If all these devices create imagery through comparison just like symbolism, what then are the peculiar features that distinguish symbolism as a device in poetry?
COMMON CONVENTIONAL SYMBOLS: These are objects whose mention alone calls to our minds particular persons, objects or ideas.
Let us look at colour symbols for example. The colour green is generally used to bring to our minds, the idea of freshness (fruits for example), growth and rebirth.The colour red is the conventional symbol for danger. Notice that all signs meant to warn you are usually printed in red.
Some religious symbols are conventional. Wherever you go in the world, the Cross is a symbol of the christian religion.
SYMBOLISM IN POETRY: Symbolism in poetry is a complex or sustained metaphor because like metaphor, it is an indirect expression. This indirect expression has a deeper meaning which is not immediately apparent.
The poet or writer helps us to get at such deeper meaning by constantly leaving us hints in the body of his writing.
For example, instead of talking about a person in prison, the writer may keep describing the prisoner watch how tree branches sway in the wind and how birds fly over the place.
In this case the tree branches, the wind, and the birds are not important themselves as objects but are important hints (symbols) of the yearning for freedom which the prisoner experiences.
This is because the tree branches, wind and birds he watches, move about freely unlike himself.
Another example, Lawino describes her woman rival in Okot p’Bitek’s‘Song of La Wino’ thus:
Her lips are red-hot
Like glowing charcoal,
She resembles the wild cat
That dipped its mouth in blood,
Her mouth is like raw yams
It looks like an open ulcer,
Like the mouth of a field!
Tina dusts powder on her face
And it looks so pale;
She resembles the wizard
Getting ready for the midnight dance
She dusts the ash-dirt allover her face
And when little sweat
Begins to appear on her body
She looks like the guinea fowl!When the beautiful one
With whom I share my husband
Returns from cooking her hair
She resembles
A chicken
That has fallen into a pond;
Her hairs looks
Like the python’s discarded skin
In the above lines, the poet consistently (through Lawino’s descriptions) depicts Tina as a woman who does all kinds of things to make her look like a White woman.
A few of these things include painting her lips very red, dusting her face with powder and ‘cooking’ her hair.
The picture of Tina is so consistent that the poet’s intention becomes clear: Tina does not belong to the culture of her people. She is alienated. She is the symbol of alienation.
Notice that in the example above, we arrive at the symbolism eventually because Tina’s portrait throughout the poem is not varied.
This consistency of intention in depicting people, objects and ideas is one of the basic distinguishing features between symbols and metaphors.
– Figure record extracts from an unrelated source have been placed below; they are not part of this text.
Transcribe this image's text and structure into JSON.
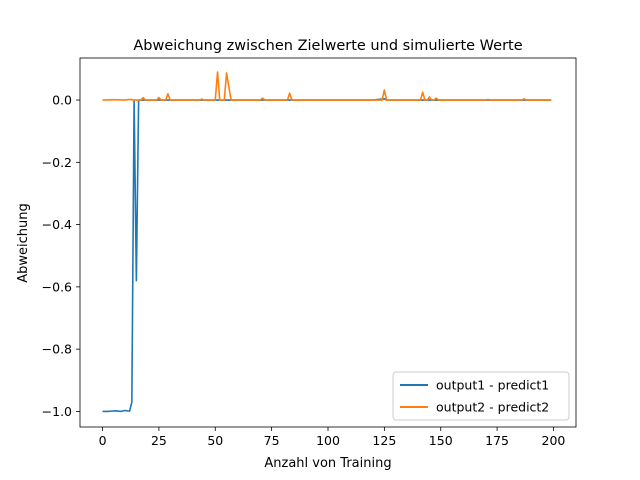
{
  "chart_data": {
    "type": "line",
    "title": "Abweichung zwischen Zielwerte und simulierte Werte",
    "xlabel": "Anzahl von Training",
    "ylabel": "Abweichung",
    "xlim": [
      -10,
      210
    ],
    "ylim": [
      -1.05,
      0.135
    ],
    "xticks": [
      0,
      25,
      50,
      75,
      100,
      125,
      150,
      175,
      200
    ],
    "yticks": [
      -1.0,
      -0.8,
      -0.6,
      -0.4,
      -0.2,
      0.0
    ],
    "ytick_labels": [
      "−1.0",
      "−0.8",
      "−0.6",
      "−0.4",
      "−0.2",
      "0.0"
    ],
    "grid": false,
    "legend_position": "lower-right",
    "series": [
      {
        "name": "output1 - predict1",
        "color": "#1f77b4",
        "points": [
          [
            0,
            -1.0
          ],
          [
            2,
            -1.0
          ],
          [
            4,
            -0.999
          ],
          [
            6,
            -0.998
          ],
          [
            8,
            -1.0
          ],
          [
            10,
            -0.997
          ],
          [
            12,
            -0.999
          ],
          [
            13,
            -0.97
          ],
          [
            14,
            0.0
          ],
          [
            15,
            -0.58
          ],
          [
            16,
            0.0
          ],
          [
            18,
            0.0
          ],
          [
            20,
            0.0
          ],
          [
            40,
            0.0
          ],
          [
            60,
            0.0
          ],
          [
            80,
            0.0
          ],
          [
            100,
            0.0
          ],
          [
            120,
            0.0
          ],
          [
            125,
            0.004
          ],
          [
            126,
            0.0
          ],
          [
            140,
            0.0
          ],
          [
            160,
            0.0
          ],
          [
            180,
            0.0
          ],
          [
            199,
            0.0
          ]
        ]
      },
      {
        "name": "output2 - predict2",
        "color": "#ff7f0e",
        "points": [
          [
            0,
            0.0
          ],
          [
            5,
            0.001
          ],
          [
            10,
            0.0
          ],
          [
            12,
            0.002
          ],
          [
            14,
            0.0
          ],
          [
            17,
            0.0
          ],
          [
            18,
            0.008
          ],
          [
            19,
            0.0
          ],
          [
            24,
            0.0
          ],
          [
            25,
            0.008
          ],
          [
            26,
            0.0
          ],
          [
            28,
            0.0
          ],
          [
            29,
            0.02
          ],
          [
            30,
            0.0
          ],
          [
            43,
            0.0
          ],
          [
            44,
            0.003
          ],
          [
            45,
            0.0
          ],
          [
            50,
            0.0
          ],
          [
            51,
            0.09
          ],
          [
            52,
            0.0
          ],
          [
            54,
            0.0
          ],
          [
            55,
            0.087
          ],
          [
            57,
            0.0
          ],
          [
            70,
            0.0
          ],
          [
            71,
            0.006
          ],
          [
            72,
            0.0
          ],
          [
            82,
            0.0
          ],
          [
            83,
            0.022
          ],
          [
            84,
            0.0
          ],
          [
            124,
            0.0
          ],
          [
            125,
            0.032
          ],
          [
            126,
            0.0
          ],
          [
            141,
            0.0
          ],
          [
            142,
            0.025
          ],
          [
            143,
            0.0
          ],
          [
            144,
            0.0
          ],
          [
            145,
            0.01
          ],
          [
            146,
            0.0
          ],
          [
            147,
            0.0
          ],
          [
            148,
            0.006
          ],
          [
            149,
            0.0
          ],
          [
            170,
            0.0
          ],
          [
            171,
            0.002
          ],
          [
            172,
            0.0
          ],
          [
            186,
            0.0
          ],
          [
            187,
            0.004
          ],
          [
            188,
            0.0
          ],
          [
            199,
            0.0
          ]
        ]
      }
    ]
  }
}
A symbol recurs many times with the same consistent meaning.
Another way of advancing the same argument would be to say that when a metaphor occurs many times in a piece of writing and with the same meaning it becomes a symbol.
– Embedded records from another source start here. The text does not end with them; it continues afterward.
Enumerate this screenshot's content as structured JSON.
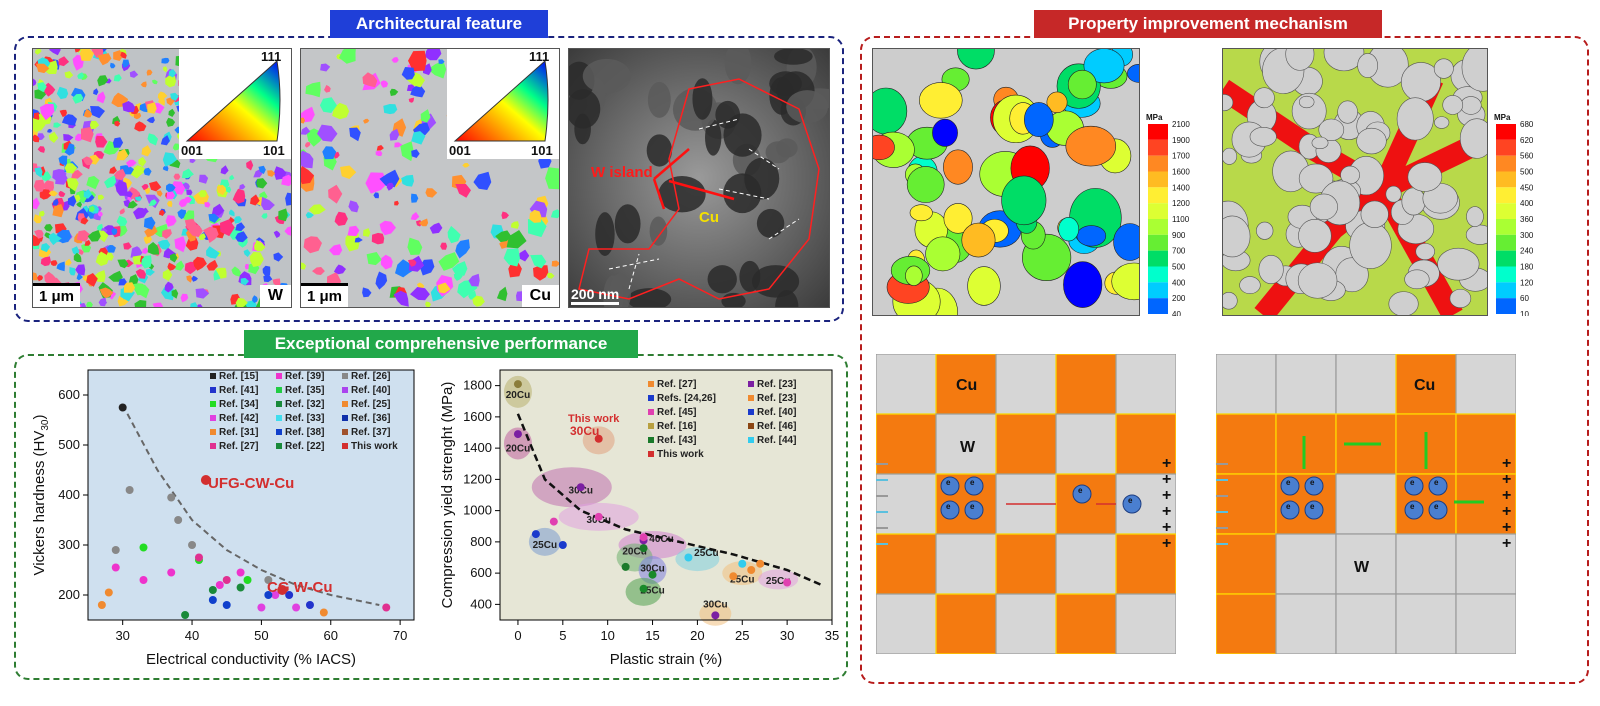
{
  "sections": {
    "architectural": "Architectural feature",
    "property": "Property improvement mechanism",
    "performance": "Exceptional comprehensive performance"
  },
  "ebsd": {
    "w": {
      "scale": "1 μm",
      "label": "W"
    },
    "cu": {
      "scale": "1 μm",
      "label": "Cu"
    },
    "ipf_111": "111",
    "ipf_001": "001",
    "ipf_101": "101"
  },
  "tem": {
    "scale": "200 nm",
    "w_island": "W island",
    "cu": "Cu"
  },
  "stress_maps": {
    "unit": "MPa",
    "left_ticks": [
      "2100",
      "1900",
      "1700",
      "1600",
      "1400",
      "1200",
      "1100",
      "900",
      "700",
      "500",
      "400",
      "200",
      "40"
    ],
    "right_ticks": [
      "680",
      "620",
      "560",
      "500",
      "450",
      "400",
      "360",
      "300",
      "240",
      "180",
      "120",
      "60",
      "10"
    ]
  },
  "schematic": {
    "cu": "Cu",
    "w": "W",
    "electron": "e",
    "colors": {
      "copper": "#f47a10",
      "tungsten": "#d6d6d6",
      "border": "#ffe000",
      "arrow_green": "#22cc22"
    }
  },
  "chart_data": [
    {
      "type": "scatter",
      "title": "",
      "xlabel": "Electrical conductivity (% IACS)",
      "ylabel": "Vickers hardness (HV30)",
      "ylabel_main": "Vickers hardness (HV",
      "ylabel_sub": "30",
      "ylabel_end": ")",
      "xlim": [
        25,
        72
      ],
      "ylim": [
        150,
        650
      ],
      "xticks": [
        "30",
        "40",
        "50",
        "60",
        "70"
      ],
      "yticks": [
        "200",
        "300",
        "400",
        "500",
        "600"
      ],
      "legend_position": "top-right",
      "legend": [
        "Ref. [15]",
        "Ref. [39]",
        "Ref. [26]",
        "Ref. [41]",
        "Ref. [35]",
        "Ref. [40]",
        "Ref. [34]",
        "Ref. [32]",
        "Ref. [25]",
        "Ref. [42]",
        "Ref. [33]",
        "Ref. [36]",
        "Ref. [31]",
        "Ref. [38]",
        "Ref. [37]",
        "Ref. [27]",
        "Ref. [22]",
        "This work"
      ],
      "annotations": {
        "ufg": "UFG-CW-Cu",
        "cg": "CG W-Cu"
      },
      "trend_points": [
        [
          30,
          580
        ],
        [
          35,
          450
        ],
        [
          40,
          350
        ],
        [
          45,
          290
        ],
        [
          50,
          250
        ],
        [
          55,
          220
        ],
        [
          60,
          200
        ],
        [
          67,
          180
        ]
      ],
      "series": [
        {
          "name": "Ref. [15]",
          "points": [
            [
              30,
              575
            ]
          ]
        },
        {
          "name": "Ref. [26]",
          "points": [
            [
              31,
              410
            ],
            [
              37,
              395
            ],
            [
              38,
              350
            ],
            [
              40,
              300
            ],
            [
              29,
              290
            ],
            [
              51,
              230
            ]
          ]
        },
        {
          "name": "Ref. [34]",
          "points": [
            [
              33,
              295
            ],
            [
              41,
              270
            ],
            [
              48,
              230
            ]
          ]
        },
        {
          "name": "Ref. [39]",
          "points": [
            [
              29,
              255
            ],
            [
              33,
              230
            ],
            [
              37,
              245
            ],
            [
              44,
              220
            ],
            [
              47,
              245
            ]
          ]
        },
        {
          "name": "Ref. [41]",
          "points": [
            [
              54,
              200
            ],
            [
              57,
              180
            ]
          ]
        },
        {
          "name": "Ref. [31]",
          "points": [
            [
              27,
              180
            ],
            [
              28,
              205
            ],
            [
              59,
              165
            ]
          ]
        },
        {
          "name": "Ref. [42]",
          "points": [
            [
              50,
              175
            ],
            [
              52,
              200
            ],
            [
              55,
              175
            ]
          ]
        },
        {
          "name": "Ref. [32]",
          "points": [
            [
              39,
              160
            ],
            [
              43,
              210
            ],
            [
              47,
              215
            ]
          ]
        },
        {
          "name": "Ref. [38]",
          "points": [
            [
              43,
              190
            ],
            [
              45,
              180
            ],
            [
              51,
              200
            ]
          ]
        },
        {
          "name": "Ref. [27]",
          "points": [
            [
              41,
              275
            ],
            [
              45,
              230
            ],
            [
              68,
              175
            ]
          ]
        },
        {
          "name": "This work",
          "points": [
            [
              42,
              430
            ],
            [
              53,
              210
            ]
          ]
        }
      ]
    },
    {
      "type": "scatter",
      "title": "",
      "xlabel": "Plastic strain (%)",
      "ylabel": "Compression yield strenght (MPa)",
      "xlim": [
        -2,
        35
      ],
      "ylim": [
        300,
        1900
      ],
      "xticks": [
        "0",
        "5",
        "10",
        "15",
        "20",
        "25",
        "30",
        "35"
      ],
      "yticks": [
        "400",
        "600",
        "800",
        "1000",
        "1200",
        "1400",
        "1600",
        "1800"
      ],
      "legend_position": "top-right",
      "legend": [
        "Ref. [27]",
        "Ref. [23]",
        "Refs. [24,26]",
        "Ref. [23]",
        "Ref. [45]",
        "Ref. [40]",
        "Ref. [16]",
        "Ref. [46]",
        "Ref. [43]",
        "Ref. [44]",
        "This work"
      ],
      "annotations": {
        "w1": "This work",
        "w2": "30Cu"
      },
      "region_labels": [
        "20Cu",
        "20Cu",
        "30Cu",
        "30Cu",
        "40Cu",
        "25Cu",
        "20Cu",
        "30Cu",
        "25Cu",
        "25Cu",
        "25Cu",
        "25Cu",
        "30Cu"
      ],
      "trend_points": [
        [
          0,
          1620
        ],
        [
          3,
          1200
        ],
        [
          7,
          1000
        ],
        [
          12,
          880
        ],
        [
          18,
          800
        ],
        [
          24,
          720
        ],
        [
          30,
          620
        ],
        [
          34,
          520
        ]
      ],
      "series": [
        {
          "name": "Ref. [16]",
          "points": [
            [
              0,
              1810
            ]
          ]
        },
        {
          "name": "Ref. [23]",
          "points": [
            [
              0,
              1490
            ],
            [
              7,
              1150
            ],
            [
              14,
              810
            ],
            [
              22,
              330
            ]
          ]
        },
        {
          "name": "Ref. [45]",
          "points": [
            [
              4,
              930
            ],
            [
              9,
              960
            ],
            [
              14,
              830
            ],
            [
              30,
              540
            ]
          ]
        },
        {
          "name": "Ref. [40]",
          "points": [
            [
              2,
              850
            ],
            [
              5,
              780
            ]
          ]
        },
        {
          "name": "Ref. [43]",
          "points": [
            [
              14,
              760
            ],
            [
              12,
              640
            ]
          ]
        },
        {
          "name": "Refs. [24,26]",
          "points": [
            [
              15,
              590
            ],
            [
              14,
              500
            ]
          ]
        },
        {
          "name": "Ref. [44]",
          "points": [
            [
              19,
              700
            ],
            [
              25,
              660
            ]
          ]
        },
        {
          "name": "Ref. [27]",
          "points": [
            [
              24,
              580
            ],
            [
              26,
              620
            ],
            [
              27,
              660
            ]
          ]
        },
        {
          "name": "This work",
          "points": [
            [
              9,
              1460
            ]
          ]
        }
      ]
    }
  ]
}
For example, it is true to say that Tina is compared to a white woman.
However, this image of her recurs throughout the poem and sustains the intention to such an extent it ceases to be an ordinary metaphor.
The same kind of argument goes for symbols of the the Cross for Christianity and the Crescent moon for Islam. Wherever and whenever these two images appear they consistently represent Christianity and Islam respectively.